Interview

Buch zur Frühromantik: Als die Geisteswelt auf Jena schaute

In ihrem neuen Buch "Fabelhafte Rebellen" blickt Andrea Wulf auf die deutschen Frühromantiker.
von  Volker Isfort
Blick auf das heutige Jena. Um 1800 hatte die Universitätsstadt rund 4500 Einwohner, wovon 900 Studenten waren.
Blick auf das heutige Jena. Um 1800 hatte die Universitätsstadt rund 4500 Einwohner, wovon 900 Studenten waren. © picture alliance/dpa

Ihre Biografie über Alexander von Humboldt war mit einer Auflage von über einer Million Exemplare ein internationaler Bestseller.
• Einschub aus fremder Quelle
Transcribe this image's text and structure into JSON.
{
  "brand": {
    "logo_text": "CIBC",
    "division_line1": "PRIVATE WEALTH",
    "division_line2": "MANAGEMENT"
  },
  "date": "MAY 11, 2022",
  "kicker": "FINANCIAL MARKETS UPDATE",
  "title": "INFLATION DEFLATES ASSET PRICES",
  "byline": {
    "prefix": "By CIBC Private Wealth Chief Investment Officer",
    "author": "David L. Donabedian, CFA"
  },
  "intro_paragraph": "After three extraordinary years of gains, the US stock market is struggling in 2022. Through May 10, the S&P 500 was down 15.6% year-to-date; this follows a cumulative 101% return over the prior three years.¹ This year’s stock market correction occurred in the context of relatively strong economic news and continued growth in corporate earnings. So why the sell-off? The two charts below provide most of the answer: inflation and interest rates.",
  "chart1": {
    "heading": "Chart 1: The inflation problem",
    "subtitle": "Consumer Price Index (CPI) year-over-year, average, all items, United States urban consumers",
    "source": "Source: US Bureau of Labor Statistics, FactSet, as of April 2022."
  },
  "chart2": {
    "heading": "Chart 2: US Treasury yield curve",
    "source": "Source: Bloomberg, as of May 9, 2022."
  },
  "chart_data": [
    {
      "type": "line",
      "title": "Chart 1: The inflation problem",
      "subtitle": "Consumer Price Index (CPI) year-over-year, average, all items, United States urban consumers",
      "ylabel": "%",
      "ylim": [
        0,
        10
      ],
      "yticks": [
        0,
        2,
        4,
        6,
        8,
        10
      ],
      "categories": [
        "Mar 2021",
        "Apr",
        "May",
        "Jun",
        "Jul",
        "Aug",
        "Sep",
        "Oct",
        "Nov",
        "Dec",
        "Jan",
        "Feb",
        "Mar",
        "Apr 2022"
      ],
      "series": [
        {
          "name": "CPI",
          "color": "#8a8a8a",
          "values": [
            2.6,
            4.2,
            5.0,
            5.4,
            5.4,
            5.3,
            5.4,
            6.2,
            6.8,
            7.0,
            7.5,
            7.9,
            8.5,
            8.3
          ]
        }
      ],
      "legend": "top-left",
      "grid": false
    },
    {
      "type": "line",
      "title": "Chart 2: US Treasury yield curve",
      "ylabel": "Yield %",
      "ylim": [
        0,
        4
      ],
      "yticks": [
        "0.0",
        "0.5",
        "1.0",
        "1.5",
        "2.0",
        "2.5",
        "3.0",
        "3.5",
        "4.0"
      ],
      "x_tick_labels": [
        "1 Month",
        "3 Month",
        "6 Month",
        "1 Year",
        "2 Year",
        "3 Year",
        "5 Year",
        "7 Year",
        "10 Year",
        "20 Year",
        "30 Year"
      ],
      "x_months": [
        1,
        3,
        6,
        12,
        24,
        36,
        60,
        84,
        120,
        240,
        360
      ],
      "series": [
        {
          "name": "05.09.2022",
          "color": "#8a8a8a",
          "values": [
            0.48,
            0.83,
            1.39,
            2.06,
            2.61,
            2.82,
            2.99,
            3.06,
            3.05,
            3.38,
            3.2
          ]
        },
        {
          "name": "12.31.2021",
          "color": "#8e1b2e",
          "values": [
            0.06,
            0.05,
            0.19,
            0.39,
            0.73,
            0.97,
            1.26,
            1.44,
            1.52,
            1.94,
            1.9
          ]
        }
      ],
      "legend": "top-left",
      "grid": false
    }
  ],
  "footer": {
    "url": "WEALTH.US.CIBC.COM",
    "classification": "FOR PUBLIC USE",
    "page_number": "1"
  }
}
Nun blickt Andrea Wulf in ihrem Buch "Fabelhafte Rebellen" auf die ungemein produktive Zusammenarbeit der deutschen Frühromantiker, die Jena Ende des 18. Jahrhunderts zum europäischen Zentrum der Philosophie, Literatur und Geisteswissenschaft machten.

Zeitgleich verweilten hier Schiller, Goethe, die Brüder Humboldt, Schelling, Novalis, Hegel, Fichte, Friedrich Schlegel, August Wilhelm Schlegel nebst Gattin Caroline, die im Zentrum dieses intellektuell schillernden Gruppenporträts steht.

AZ: Frau Wulf, wie sind Sie auf das Thema der Jenaer Gruppe gestoßen?
ANDREA WULF: Meine Humboldt-Recherche hat mich damals nach Jena geführt für das Kapitel über Goethe und Humboldt. Und da habe ich überall die Gedenktafeln an den Häusern gesehen: ein Who is Who der deutschen Dichter und Denker. Damals war mir Caroline Schlegel noch gar kein Begriff, weil sie in ihrer literarischen Rolle quasi aus der Geschichte rausgeschrieben wurde. Dabei hat sie beispielsweise gleichberechtigt mit ihrem Mann die Shakespeare-Übersetzungen gemacht, aber nur sein Name blieb bestehen.

Eine Frau im Zentrum von Dichtern und Denkern

Was haben Sie denn in den Briefen gefunden, um Ihre Rolle neu einzuordnen?
Erst durch die Recherche - und ich habe wirklich Tausende Briefe gelesen - habe ich gemerkt, wie sehr sie im Zentrum des Jenaer Kreises stand, nicht nur als Muse, sondern als intellektueller Mittelpunkt. In einem Brief beschwert sich etwa Friedrich Schlegel, dass Caroline immer seine Texte für die Kulturzeitschrift "Athenaeum" kürze, sie hat also dort als Redakteurin fungiert. In einem Brief an Goethe schreibt August Wilhelm Schlegel, dass "sein" Essay "Die Gemälde" hauptsächlich von seiner Frau geschrieben sei. Ich bin auf viele solcher Beispiele gestoßen.

"Jede Figur wäre eine eigene Biografie wert"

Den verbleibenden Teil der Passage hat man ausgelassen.